Fast and reliable way to export a collection with approximately ten million documents?

Hello, I am working with a collection that has more than ten million documents and counting. Each record has a few fields with short values as well as a field with an array of 768 floating point numbers. I am trying to figure out what the fastest way to export these records so I can then read them and use them to update entries in a separate SaaS product.

I was originally thinking of using mongoexport to export this collection in documents in chunks of 100,000. I thought that perhaps I could run one mongoexport command per CPU core in order to speed up this operation and I wrote a retry mechanism that re-runs the mongoexport command if it times out or if there is some other kind of intermittent failure.

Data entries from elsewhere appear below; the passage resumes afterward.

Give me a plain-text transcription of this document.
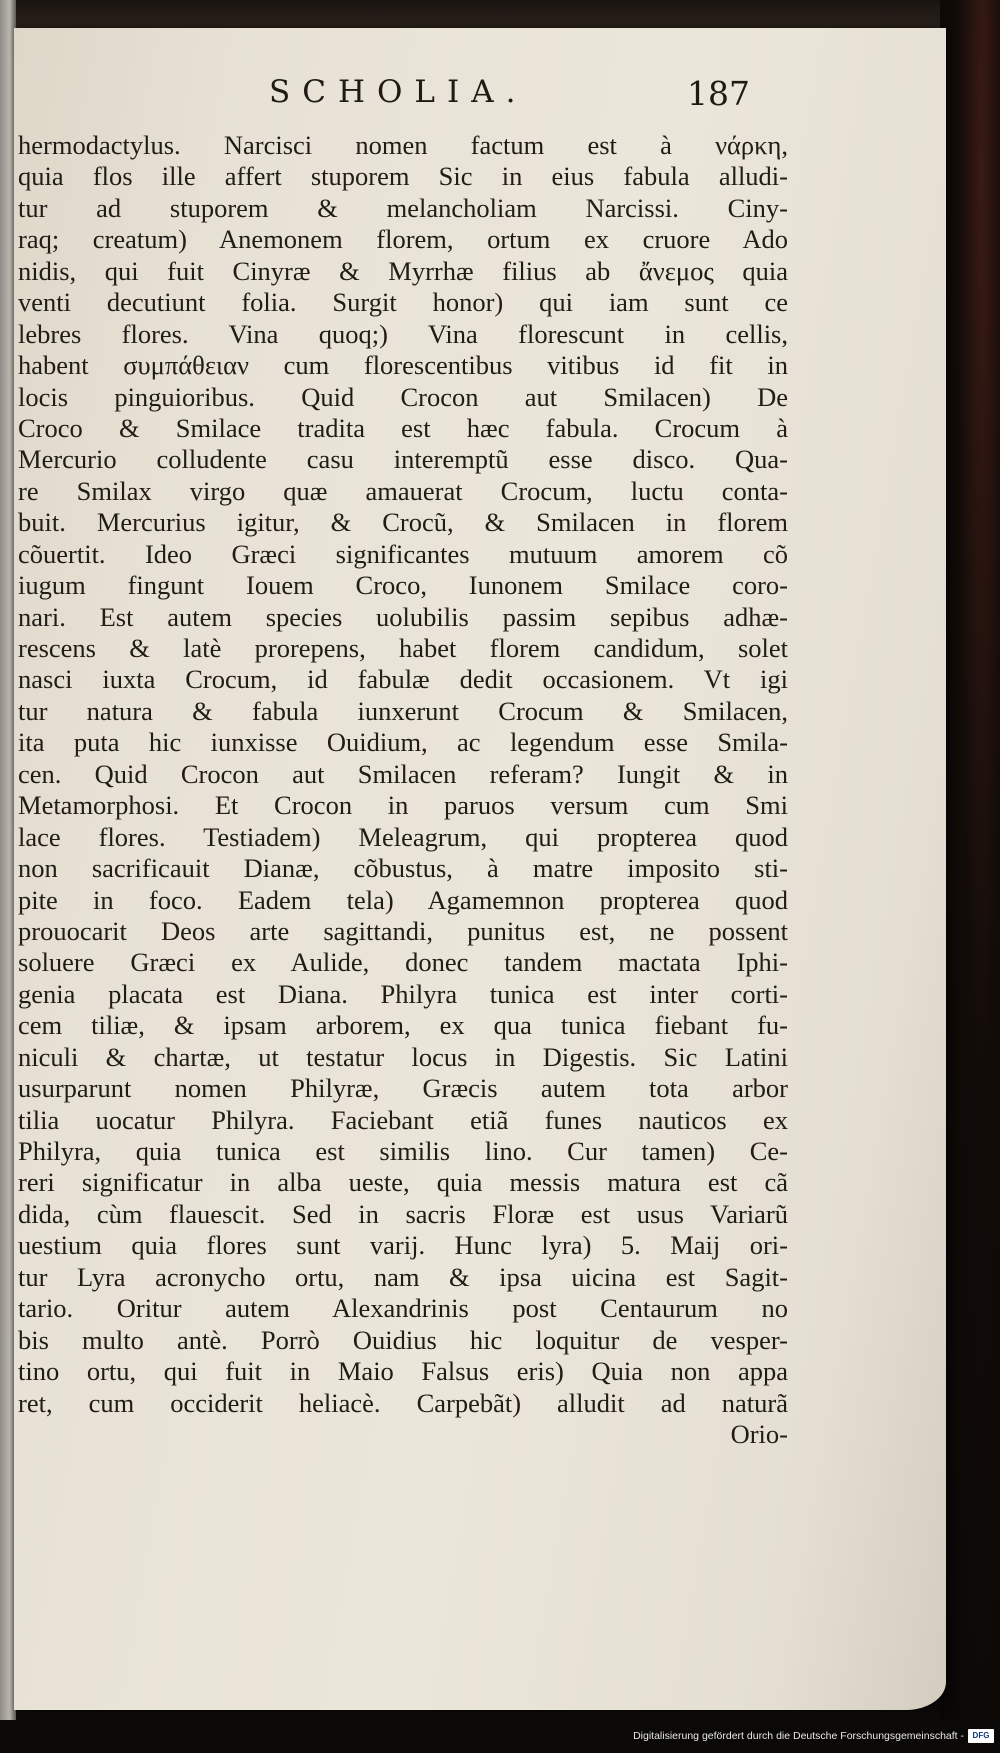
SCHOLIA.	187
hermodactylus. Narcisci nomen factum est à νάρκη,
quia flos ille affert stuporem Sic in eius fabula alludi-
tur ad stuporem & melancholiam Narcissi. Ciny-
raq; creatum) Anemonem florem, ortum ex cruore Ado
nidis, qui fuit Cinyræ & Myrrhæ filius ab ἄνεμος quia
venti decutiunt folia. Surgit honor) qui iam sunt ce
lebres flores. Vina quoq;) Vina florescunt in cellis,
habent συμπάθειαν cum florescentibus vitibus id fit in
locis pinguioribus. Quid Crocon aut Smilacen) De
Croco & Smilace tradita est hæc fabula. Crocum à
Mercurio colludente casu interemptũ esse disco. Qua-
re Smilax virgo quæ amauerat Crocum, luctu conta-
buit. Mercurius igitur, & Crocũ, & Smilacen in florem
cõuertit. Ideo Græci significantes mutuum amorem cõ
iugum fingunt Iouem Croco, Iunonem Smilace coro-
nari. Est autem species uolubilis passim sepibus adhæ-
rescens & latè prorepens, habet florem candidum, solet
nasci iuxta Crocum, id fabulæ dedit occasionem. Vt igi
tur natura & fabula iunxerunt Crocum & Smilacen,
ita puta hic iunxisse Ouidium, ac legendum esse Smila-
cen. Quid Crocon aut Smilacen referam? Iungit & in
Metamorphosi. Et Crocon in paruos versum cum Smi
lace flores. Testiadem) Meleagrum, qui propterea quod
non sacrificauit Dianæ, cõbustus, à matre imposito sti-
pite in foco. Eadem tela) Agamemnon propterea quod
prouocarit Deos arte sagittandi, punitus est, ne possent
soluere Græci ex Aulide, donec tandem mactata Iphi-
genia placata est Diana. Philyra tunica est inter corti-
cem tiliæ, & ipsam arborem, ex qua tunica fiebant fu-
niculi & chartæ, ut testatur locus in Digestis. Sic Latini
usurparunt nomen Philyræ, Græcis autem tota arbor
tilia uocatur Philyra. Faciebant etiã funes nauticos ex
Philyra, quia tunica est similis lino. Cur tamen) Ce-
reri significatur in alba ueste, quia messis matura est cã
dida, cùm flauescit. Sed in sacris Floræ est usus Variarũ
uestium quia flores sunt varij. Hunc lyra) 5. Maij ori-
tur Lyra acronycho ortu, nam & ipsa uicina est Sagit-
tario. Oritur autem Alexandrinis post Centaurum no
bis multo antè. Porrò Ouidius hic loquitur de vesper-
tino ortu, qui fuit in Maio Falsus eris) Quia non appa
ret, cum occiderit heliacè. Carpebãt) alludit ad naturã
Orio-
Digitalisierung gefördert durch die Deutsche Forschungsgemeinschaft -	DFG
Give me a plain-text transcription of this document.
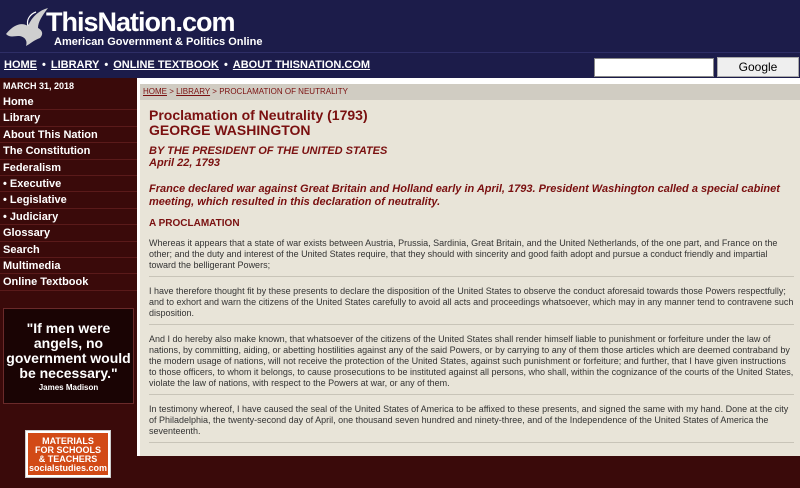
ThisNation.com
American Government & Politics Online
HOME • LIBRARY • ONLINE TEXTBOOK • ABOUT THISNATION.COM	Google
MARCH 31, 2018
Home
Library
About This Nation
The Constitution
Federalism
• Executive
• Legislative
• Judiciary
Glossary
Search
Multimedia
Online Textbook
"If men were angels, no government would be necessary."
James Madison
MATERIALS
FOR SCHOOLS
& TEACHERS
socialstudies.com
HOME > LIBRARY > PROCLAMATION OF NEUTRALITY
Proclamation of Neutrality (1793)
GEORGE WASHINGTON
BY THE PRESIDENT OF THE UNITED STATES
April 22, 1793
France declared war against Great Britain and Holland early in April, 1793. President Washington called a special cabinet meeting, which resulted in this declaration of neutrality.
A PROCLAMATION
Whereas it appears that a state of war exists between Austria, Prussia, Sardinia, Great Britain, and the United Netherlands, of the one part, and France on the other; and the duty and interest of the United States require, that they should with sincerity and good faith adopt and pursue a conduct friendly and impartial toward the belligerant Powers;
I have therefore thought fit by these presents to declare the disposition of the United States to observe the conduct aforesaid towards those Powers respectfully; and to exhort and warn the citizens of the United States carefully to avoid all acts and proceedings whatsoever, which may in any manner tend to contravene such disposition.
And I do hereby also make known, that whatsoever of the citizens of the United States shall render himself liable to punishment or forfeiture under the law of nations, by committing, aiding, or abetting hostilities against any of the said Powers, or by carrying to any of them those articles which are deemed contraband by the modern usage of nations, will not receive the protection of the United States, against such punishment or forfeiture; and further, that I have given instructions to those officers, to whom it belongs, to cause prosecutions to be instituted against all persons, who shall, within the cognizance of the courts of the United States, violate the law of nations, with respect to the Powers at war, or any of them.
In testimony whereof, I have caused the seal of the United States of America to be affixed to these presents, and signed the same with my hand. Done at the city of Philadelphia, the twenty-second day of April, one thousand seven hundred and ninety-three, and of the Independence of the United States of America the seventeenth.
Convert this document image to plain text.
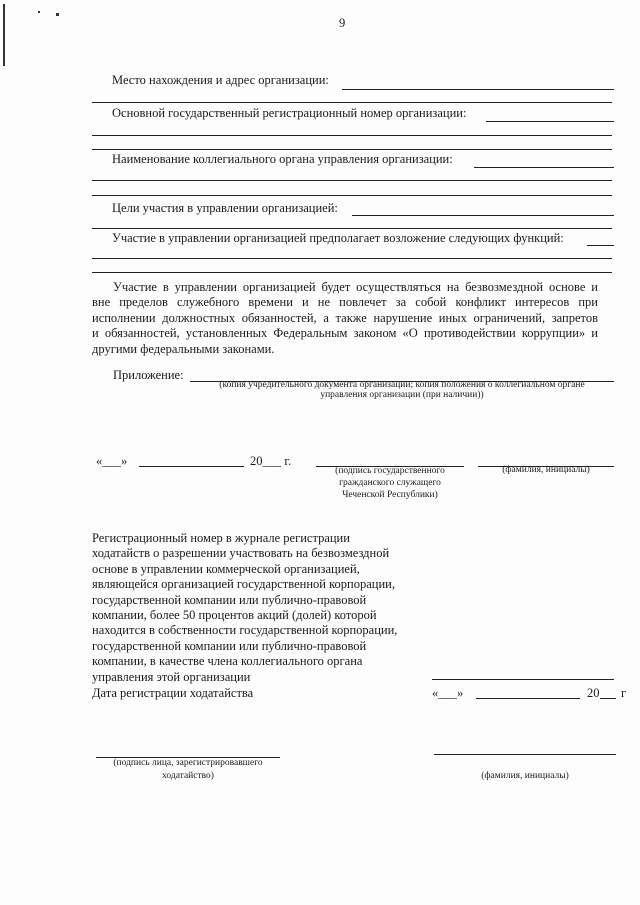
9
Место нахождения и адрес организации:
Основной государственный регистрационный номер организации:
Наименование коллегиального органа управления организации:
Цели участия в управлении организацией:
Участие в управлении организацией предполагает возложение следующих функций:
Участие в управлении организацией будет осуществляться на безвозмездной основе и
вне пределов служебного времени и не повлечет за собой конфликт интересов при
исполнении должностных обязанностей, а также нарушение иных ограничений, запретов
и обязанностей, установленных Федеральным законом «О противодействии коррупции» и
другими федеральными законами.
Приложение:
(копия учредительного документа организации; копия положения о коллегиальном органе
управления организации (при наличии))
«___»	20___ г.
(подпись государственного
гражданского служащего
Чеченской Республики)
(фамилия, инициалы)
Регистрационный номер в журнале регистрации
ходатайств о разрешении участвовать на безвозмездной
основе в управлении коммерческой организацией,
являющейся организацией государственной корпорации,
государственной компании или публично-правовой
компании, более 50 процентов акций (долей) которой
находится в собственности государственной корпорации,
государственной компании или публично-правовой
компании, в качестве члена коллегиального органа
управления этой организации
Дата регистрации ходатайства	«___»	20 г
(подпись лица, зарегистрировавшего
ходатайство)	(фамилия, инициалы)
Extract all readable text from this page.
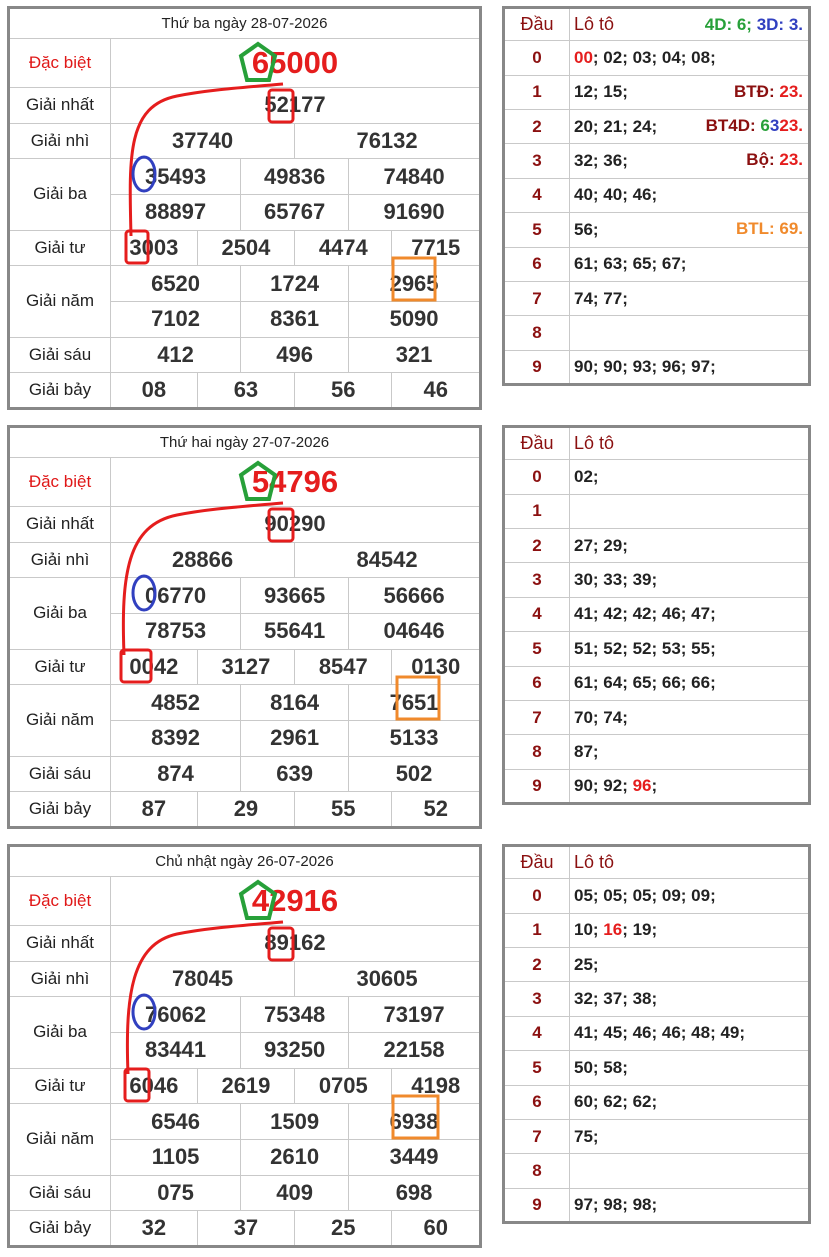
Thứ ba ngày 28-07-2026						
Đặc biệt	65000					
Giải nhất	52177					
Giải nhì	37740			76132		
Giải ba	35493		49836		74840	
	88897		65767		91690	
Giải tư	3003	2504		4474		7715
Giải năm	6520		1724		2965	
	7102		8361		5090	
Giải sáu	412		496		321	
Giải bảy	08	63		56		46
Đầu	Lô tô 4D: 6; 3D: 3.

0	00; 02; 03; 04; 08;
1	12; 15; BTĐ: 23.

2	20; 21; 24; BT4D: 6323.

3	32; 36; Bộ: 23.

4	40; 40; 46;
5	56; BTL: 69.

6	61; 63; 65; 67;
7	74; 77;
8	
9	90; 90; 93; 96; 97;
Thứ hai ngày 27-07-2026						
Đặc biệt	54796					
Giải nhất	90290					
Giải nhì	28866			84542		
Giải ba	06770		93665		56666	
	78753		55641		04646	
Giải tư	0042	3127		8547		0130
Giải năm	4852		8164		7651	
	8392		2961		5133	
Giải sáu	874		639		502	
Giải bảy	87	29		55		52
Đầu	Lô tô
0	02;
1	
2	27; 29;
3	30; 33; 39;
4	41; 42; 42; 46; 47;
5	51; 52; 52; 53; 55;
6	61; 64; 65; 66; 66;
7	70; 74;
8	87;
9	90; 92; 96;
Chủ nhật ngày 26-07-2026						
Đặc biệt	42916					
Giải nhất	89162					
Giải nhì	78045			30605		
Giải ba	76062		75348		73197	
	83441		93250		22158	
Giải tư	6046	2619		0705		4198
Giải năm	6546		1509		6938	
	1105		2610		3449	
Giải sáu	075		409		698	
Giải bảy	32	37		25		60
Đầu	Lô tô
0	05; 05; 05; 09; 09;
1	10; 16; 19;
2	25;
3	32; 37; 38;
4	41; 45; 46; 46; 48; 49;
5	50; 58;
6	60; 62; 62;
7	75;
8	
9	97; 98; 98;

After doing some testing with smaller collections I deployed this export system on a 64 core EC2 instance on us-east-2. I scaled my MongoDB cluster to an M40. The first two dozen chunks downloaded fine but soon I started seeing failures. Checking the M40 metrics I can see that for one of the shards disk utilization is at 100%, kernel CPU utilization is about 300% and user CPU utilization is at around 60%.

Eventually, even with the retry mechanism in place, mongoexport operations were failing just as they started approaching a complete download of a chunk of 100,000 documents.

Questions:

  1. Can multiple concurrent mongoexport operations be run against an M40 cluster? I tried 64 concurrent operations. Should I try a smaller amount? If so, what is the maximum supported amount for M40?
  2. What causes mongoexport operations to fail with status code 256?
  3. How would you approach exporting such a large collection?

Thanks so much for your help!

Sorry hoping in. Not my area but this might help others to know: are the documents all under constant change like user data? or some accumulated data taken daily or so.

also knowing the server version along with the error message might help too. that and if all shard has the same cpu/disk/network capabilities (twins) or some has lower capacities.

by the way, lowering the chunk size might need more trips for you but also may solve the problem.

This thought was bugging me about a missing detail in your case: your sharding key being a poorly chosen one along with time-related daily entries can cause a huge amount of data to accumulate on a single shard.

this time data is such an important case that MongoDB has added the ability to create “Time Series Collections” to store them since v5. Time Series — MongoDB Manual

If this is the case for your data, you need to be softer on that range of data while exporting. And you may also try re-sharding and/or converting them to Time Series Collections.

Hi @Yilmaz_Durmaz, thank you so much for your reply.

are the documents all under constant change like user data? or some accumulated data taken daily or so.

These documents are read-only. They are only written to occasionally as part of seldom-run batch data migration oprtaions. Every night additional documents are added.

also knowing the server version along with the error message might help too. that and if all shard has the same cpu/disk/network capabilities (twins) or some has lower capacities.

Server version is 5.0.13. I don’t have the error message from mongoexport but I can potentially rewrite my code to expose that. I am using MongoDB Atlas M40. There is a primary node and two slave nodes. I assume that all have the same capacity. Monitoring shows that really only the primary node is exhibiting heavy disk and CPU utilization.

by the way, lowering the chunk size might need more trips for you but also may solve the problem.

Thank you, I will try that.

Thanks for letting me know about time series collections and the danger of poorly chosen sharding keys. Taking a look at our cluster it doesn’t look like we are using horizontal scaling or sharding. When I say “sharding” I mean the techniques described here: https://www.mongodb.com/docs/manual/sharding/

For 10 million + documents would you recommend horizontal scaling?

No sharded clusters. Check.

Sharding is needed when the total “size” does matter. 768 floating point numbers and other fields do not seem to make more than 10KB for each document. But you are saying “ten million documents” which would correspond to a 100GB size. So the decision is a rough one here for a sharding.

you said you try exporting 100.000 at a time this would correspond to about 1GB which is not much until you said trying 64 of them concurrently. Things go a little blurry here. M40 should deal with these sizes and maybe also the load from 64 operations as well.

But in return, you need bandwidth to get responses from each of those operations before timeouts start to happen. depending on the speed (plus other settings) anything can happen.

It would help if you give a full line of what is that error with “256” code. I could not find a direct reference and traversing source code is not easy with just that number, because there are lots of other keywords having 256 in them; especially “SCRAM-SHA-256” takes a lot of space.

assuming your data includes timestamps, converting to time series is still a valid suggestion for your documents for future purposes.

also, I would like to hear the result if you try smaller numbers when fetching data.